Io non ce l’ho con nessuno. Ormai ci ho fatto il callo. L’anno scorso invece di quattro erano cinque i personaggi che ruotavano intorno a Tommy ma, forse, meglio distribuiti: due prof di sostegno (ignari di cosa fosse l’autismo) e tre assistenti. Tentai di fare la voce grossa ma ci fu qualcuno che la fece più grossa di me facendomi sentire una merdaccia perché per fare un piacere a me avrebbero dovuto togliere ore di sostegno ad altri. Poi successero altre cose più complicate e psicodrammatiche ma alla fine la situazione si sistemò. I prof si rivelarono due insegnanti di grande umanità, davvero presenze positive per mio figlio. Ma erano prof di sostegno per caso; quest’anno insegnano le loro materie (scultura e lettere antiche) altrove. E sono contenta per loro che hanno realizzato un sogno.
Questa volta quello che mi dispiace non sono tanto le ingiustizie che Tommy e quelli come lui subiscono a ogni inizio scuola. Il pachiderma si riattiva con sempre più lentezza, gli acciacchi aumentano anzi si sono cronicizzati. E che mi sono stancata a reclamare giustizia.
Perfino la parola inclusione, in mezzo a tutte queste realtà rammendate con lo sputo, non ha più senso. Per favore non ce la nominate più. E’ una coperta corta e neanche di lana.
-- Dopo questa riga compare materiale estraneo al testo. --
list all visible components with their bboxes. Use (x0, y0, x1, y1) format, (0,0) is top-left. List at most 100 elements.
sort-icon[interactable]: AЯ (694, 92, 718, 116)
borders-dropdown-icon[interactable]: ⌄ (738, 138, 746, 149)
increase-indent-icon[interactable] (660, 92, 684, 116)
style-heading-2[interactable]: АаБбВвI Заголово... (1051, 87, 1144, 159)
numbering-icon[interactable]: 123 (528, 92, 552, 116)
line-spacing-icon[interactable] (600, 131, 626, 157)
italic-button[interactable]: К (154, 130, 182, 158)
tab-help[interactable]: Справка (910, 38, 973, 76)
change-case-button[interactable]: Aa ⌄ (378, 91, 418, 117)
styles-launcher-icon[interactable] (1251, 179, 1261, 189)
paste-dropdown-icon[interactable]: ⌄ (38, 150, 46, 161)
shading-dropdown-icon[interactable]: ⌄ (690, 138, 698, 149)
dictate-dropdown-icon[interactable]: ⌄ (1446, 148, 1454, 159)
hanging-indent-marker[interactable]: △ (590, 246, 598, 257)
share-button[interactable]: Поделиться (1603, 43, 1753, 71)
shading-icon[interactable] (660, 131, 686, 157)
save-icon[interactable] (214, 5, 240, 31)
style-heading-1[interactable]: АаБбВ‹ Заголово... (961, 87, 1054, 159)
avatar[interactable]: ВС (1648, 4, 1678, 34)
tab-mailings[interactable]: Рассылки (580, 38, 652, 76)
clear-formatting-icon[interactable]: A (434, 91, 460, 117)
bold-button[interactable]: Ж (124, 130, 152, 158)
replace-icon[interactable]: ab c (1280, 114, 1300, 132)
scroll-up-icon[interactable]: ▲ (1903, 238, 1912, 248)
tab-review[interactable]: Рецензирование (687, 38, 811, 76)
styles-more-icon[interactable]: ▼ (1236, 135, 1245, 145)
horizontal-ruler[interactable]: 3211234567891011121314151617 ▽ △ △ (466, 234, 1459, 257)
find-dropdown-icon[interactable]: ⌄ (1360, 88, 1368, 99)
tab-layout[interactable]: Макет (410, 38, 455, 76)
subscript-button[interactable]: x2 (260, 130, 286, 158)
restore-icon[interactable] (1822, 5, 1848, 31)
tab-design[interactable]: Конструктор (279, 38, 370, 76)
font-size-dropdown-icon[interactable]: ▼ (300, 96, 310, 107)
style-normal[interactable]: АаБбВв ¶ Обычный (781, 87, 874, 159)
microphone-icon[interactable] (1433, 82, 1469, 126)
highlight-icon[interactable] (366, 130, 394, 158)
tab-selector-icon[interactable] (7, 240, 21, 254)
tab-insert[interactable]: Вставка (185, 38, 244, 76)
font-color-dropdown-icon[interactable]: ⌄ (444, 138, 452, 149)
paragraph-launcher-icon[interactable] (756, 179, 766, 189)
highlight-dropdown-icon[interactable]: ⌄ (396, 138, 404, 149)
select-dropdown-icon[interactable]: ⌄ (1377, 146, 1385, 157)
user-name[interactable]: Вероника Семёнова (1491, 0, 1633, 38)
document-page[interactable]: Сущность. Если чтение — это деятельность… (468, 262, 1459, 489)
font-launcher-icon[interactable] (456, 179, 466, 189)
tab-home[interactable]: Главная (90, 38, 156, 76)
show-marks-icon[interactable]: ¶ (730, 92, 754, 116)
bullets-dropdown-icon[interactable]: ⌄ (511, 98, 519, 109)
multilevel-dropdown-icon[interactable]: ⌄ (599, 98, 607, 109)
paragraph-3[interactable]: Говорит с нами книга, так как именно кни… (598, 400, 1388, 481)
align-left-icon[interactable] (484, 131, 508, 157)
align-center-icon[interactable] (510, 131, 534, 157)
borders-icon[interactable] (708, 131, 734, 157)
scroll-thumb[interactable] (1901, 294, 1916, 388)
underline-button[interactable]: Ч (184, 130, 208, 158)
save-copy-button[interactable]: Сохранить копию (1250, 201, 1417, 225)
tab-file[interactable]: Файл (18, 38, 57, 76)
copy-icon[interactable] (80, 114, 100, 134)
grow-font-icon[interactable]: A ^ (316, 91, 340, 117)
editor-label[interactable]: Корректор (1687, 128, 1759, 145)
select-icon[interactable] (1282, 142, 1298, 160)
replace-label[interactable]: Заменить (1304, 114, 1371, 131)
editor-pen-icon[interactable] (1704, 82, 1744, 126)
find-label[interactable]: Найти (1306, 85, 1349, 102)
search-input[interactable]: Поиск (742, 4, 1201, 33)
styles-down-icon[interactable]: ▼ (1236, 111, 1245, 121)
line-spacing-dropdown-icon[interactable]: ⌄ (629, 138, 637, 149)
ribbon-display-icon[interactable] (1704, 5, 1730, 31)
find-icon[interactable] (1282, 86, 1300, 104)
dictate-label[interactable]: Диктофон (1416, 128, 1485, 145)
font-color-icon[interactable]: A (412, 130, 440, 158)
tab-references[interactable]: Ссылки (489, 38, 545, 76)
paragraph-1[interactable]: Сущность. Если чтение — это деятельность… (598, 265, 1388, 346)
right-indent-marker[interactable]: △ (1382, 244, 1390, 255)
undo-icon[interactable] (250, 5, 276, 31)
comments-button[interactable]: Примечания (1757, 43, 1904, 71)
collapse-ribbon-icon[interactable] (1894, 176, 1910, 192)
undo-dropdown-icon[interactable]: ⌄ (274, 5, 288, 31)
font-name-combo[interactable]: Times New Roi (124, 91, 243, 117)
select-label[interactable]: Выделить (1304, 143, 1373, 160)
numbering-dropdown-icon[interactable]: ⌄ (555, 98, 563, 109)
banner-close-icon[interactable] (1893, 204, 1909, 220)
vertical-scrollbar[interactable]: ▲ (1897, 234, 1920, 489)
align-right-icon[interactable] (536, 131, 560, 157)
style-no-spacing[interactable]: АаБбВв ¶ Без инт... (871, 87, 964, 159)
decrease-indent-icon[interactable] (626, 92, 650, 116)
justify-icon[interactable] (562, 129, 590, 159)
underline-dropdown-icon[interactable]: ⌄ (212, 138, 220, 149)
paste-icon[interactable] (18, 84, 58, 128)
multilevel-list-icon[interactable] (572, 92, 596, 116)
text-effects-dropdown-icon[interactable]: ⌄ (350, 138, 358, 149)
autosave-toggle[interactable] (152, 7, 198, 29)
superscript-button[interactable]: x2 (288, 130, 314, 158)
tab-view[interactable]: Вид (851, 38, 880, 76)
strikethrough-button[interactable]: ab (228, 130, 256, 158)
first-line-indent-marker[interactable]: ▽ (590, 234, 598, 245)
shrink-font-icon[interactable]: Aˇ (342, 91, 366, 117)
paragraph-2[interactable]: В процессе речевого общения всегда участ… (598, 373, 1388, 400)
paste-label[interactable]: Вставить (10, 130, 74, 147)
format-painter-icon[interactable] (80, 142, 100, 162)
Forse più di questo non si può chiedere. Forse sarebbe arrivato il momento di pensare a delle scuole specializzate (non a parcheggi indifferenziati ovviamente) dove si ragiona e si lavora in maniera più costruttiva e adeguata alle esigenze formative degli autistici e anche di acquisizione delle autonomie e dunque dell’autostima necessaria per sopravvivere in questo difficile mondo. I nostri ragazzoni fanno anche loro parte della generazione dei nativi digitali. E per certi versi lo sono. Ma purtroppo nelle loro infanzie e adolescenze non sono stati qualitativamente e quantitativamente “terapizzati” per poter spiccare il volo verso una vita autonoma.
Adesso è tardi ma non tardissimo. La scuola potrebbe almeno tentare di aiutarli a colmare alcune lacune, a sperimentare nuove attività, a scoprire potenzialità nascoste.
Ecco perché mi veniva da piangere, ieri, nel vedere i quaderni di Tommy già inzuppati di segni e pupazzetti praticamente identici a quelli che faceva all’asilo. Mi sembra che si stia sprecando tanto tempo prezioso. Ed è questo il vero delitto.